Bulls take a breather as European equities pare back gains.
Manages to hold above 1.1700 as the focus shifts to the US NFP data.
The EUR/USD pair failed to sustain at higher levels, now easing back towards the 1.17 handle, as the risk-on rally in the European equities stalled on the back of China’s retaliation to the US tariffs.
With the US-China trade war officially underway, markets turn jittery after the initial positive reaction, as they evaluate the impact of the tariffs war on the global economic outlook. This explains the consolidative mode seen in the US dollar across its main competitors, which keeps the upside capped in the spot.
Also, increased cautiousness ahead of the US payrolls data also keeps a lid on EUR/USD’s rebound. An upbeat US jobs report could offer the much-needed respite to the USD bulls, triggering a sell-off in the pair.
“The US economy is expected to have added 195K new jobs in June, the unemployment rate is seen at record lows of 3.8%, while as usual, wages are barely expected to show signs of life, up monthly basis 0.3% and by 2.8% YoY,” FXStreet’s Chief Analyst, Valeria Bednarik noted.
EUR/USD Technical Levels
According to Nenad Kerkez, Head of Technical Analysis and Trading at Elite CurrenSea, “The EUR/USD is showing higher highs and higher lows that indicates a bullish zigzag.
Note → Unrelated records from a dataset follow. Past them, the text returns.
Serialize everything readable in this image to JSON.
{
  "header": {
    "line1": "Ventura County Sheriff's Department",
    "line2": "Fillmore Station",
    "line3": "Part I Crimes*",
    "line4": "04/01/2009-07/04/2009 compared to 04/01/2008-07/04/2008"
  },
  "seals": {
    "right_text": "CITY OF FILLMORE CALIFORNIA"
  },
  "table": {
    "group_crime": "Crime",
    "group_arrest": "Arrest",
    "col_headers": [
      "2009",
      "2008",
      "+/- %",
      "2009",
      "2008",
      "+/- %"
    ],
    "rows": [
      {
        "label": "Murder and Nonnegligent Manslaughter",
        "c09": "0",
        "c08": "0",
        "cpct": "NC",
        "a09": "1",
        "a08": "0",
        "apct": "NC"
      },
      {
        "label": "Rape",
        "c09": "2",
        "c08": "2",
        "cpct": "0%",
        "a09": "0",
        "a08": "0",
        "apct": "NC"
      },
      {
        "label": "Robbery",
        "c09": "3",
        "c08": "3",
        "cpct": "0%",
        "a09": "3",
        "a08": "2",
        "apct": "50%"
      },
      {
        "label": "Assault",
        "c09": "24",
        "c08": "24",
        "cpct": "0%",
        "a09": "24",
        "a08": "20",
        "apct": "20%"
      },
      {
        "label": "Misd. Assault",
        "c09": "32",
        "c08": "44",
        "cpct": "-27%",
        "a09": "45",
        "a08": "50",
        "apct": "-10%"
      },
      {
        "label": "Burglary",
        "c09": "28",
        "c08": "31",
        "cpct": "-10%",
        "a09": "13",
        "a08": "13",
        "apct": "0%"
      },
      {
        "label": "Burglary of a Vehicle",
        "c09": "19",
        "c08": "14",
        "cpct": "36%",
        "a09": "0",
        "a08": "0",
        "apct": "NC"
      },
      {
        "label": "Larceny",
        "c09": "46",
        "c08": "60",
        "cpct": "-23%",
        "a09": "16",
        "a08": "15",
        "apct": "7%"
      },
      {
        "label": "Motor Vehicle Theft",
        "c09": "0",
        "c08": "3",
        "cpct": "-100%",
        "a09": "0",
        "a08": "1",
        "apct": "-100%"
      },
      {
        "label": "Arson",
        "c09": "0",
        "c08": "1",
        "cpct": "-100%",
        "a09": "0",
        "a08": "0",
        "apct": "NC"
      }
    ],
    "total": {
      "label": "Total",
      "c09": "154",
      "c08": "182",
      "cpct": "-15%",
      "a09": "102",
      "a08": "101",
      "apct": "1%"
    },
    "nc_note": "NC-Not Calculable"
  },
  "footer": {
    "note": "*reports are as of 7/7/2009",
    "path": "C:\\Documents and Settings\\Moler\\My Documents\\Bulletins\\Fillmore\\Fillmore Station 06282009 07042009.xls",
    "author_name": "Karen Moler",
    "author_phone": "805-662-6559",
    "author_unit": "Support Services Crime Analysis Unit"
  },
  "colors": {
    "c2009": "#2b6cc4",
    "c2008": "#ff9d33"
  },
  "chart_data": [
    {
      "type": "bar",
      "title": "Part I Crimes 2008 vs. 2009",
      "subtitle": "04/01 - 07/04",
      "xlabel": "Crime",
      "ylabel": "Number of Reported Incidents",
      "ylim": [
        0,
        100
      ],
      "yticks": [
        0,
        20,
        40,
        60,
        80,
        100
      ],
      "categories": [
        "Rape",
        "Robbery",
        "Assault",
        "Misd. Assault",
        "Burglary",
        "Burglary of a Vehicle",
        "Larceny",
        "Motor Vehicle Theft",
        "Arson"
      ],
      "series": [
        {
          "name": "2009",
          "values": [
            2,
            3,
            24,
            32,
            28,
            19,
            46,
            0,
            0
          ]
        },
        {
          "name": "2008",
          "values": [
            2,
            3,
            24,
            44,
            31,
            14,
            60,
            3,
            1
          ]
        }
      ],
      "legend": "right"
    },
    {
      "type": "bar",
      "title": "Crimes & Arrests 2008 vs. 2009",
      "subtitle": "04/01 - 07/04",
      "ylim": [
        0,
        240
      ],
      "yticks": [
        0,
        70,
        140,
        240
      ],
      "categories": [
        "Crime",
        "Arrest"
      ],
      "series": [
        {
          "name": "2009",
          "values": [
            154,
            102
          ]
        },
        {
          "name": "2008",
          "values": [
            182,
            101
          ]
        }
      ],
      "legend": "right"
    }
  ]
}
The MACD is also positive, meaning we have a confluence of price and technical indicator. However, today is NFP with the Unemployment rate and Average Hourly Earnings data. This single event might be volatile as always, so we need to focus on breakouts. Above 1.1735 targets are 1762 and 1788 with a potential for 1.1820. However, a drop below 1.1670 should target 1.1653 and 1.1620 with a potential for 1.1575. The price action and direction is a very data dependent.”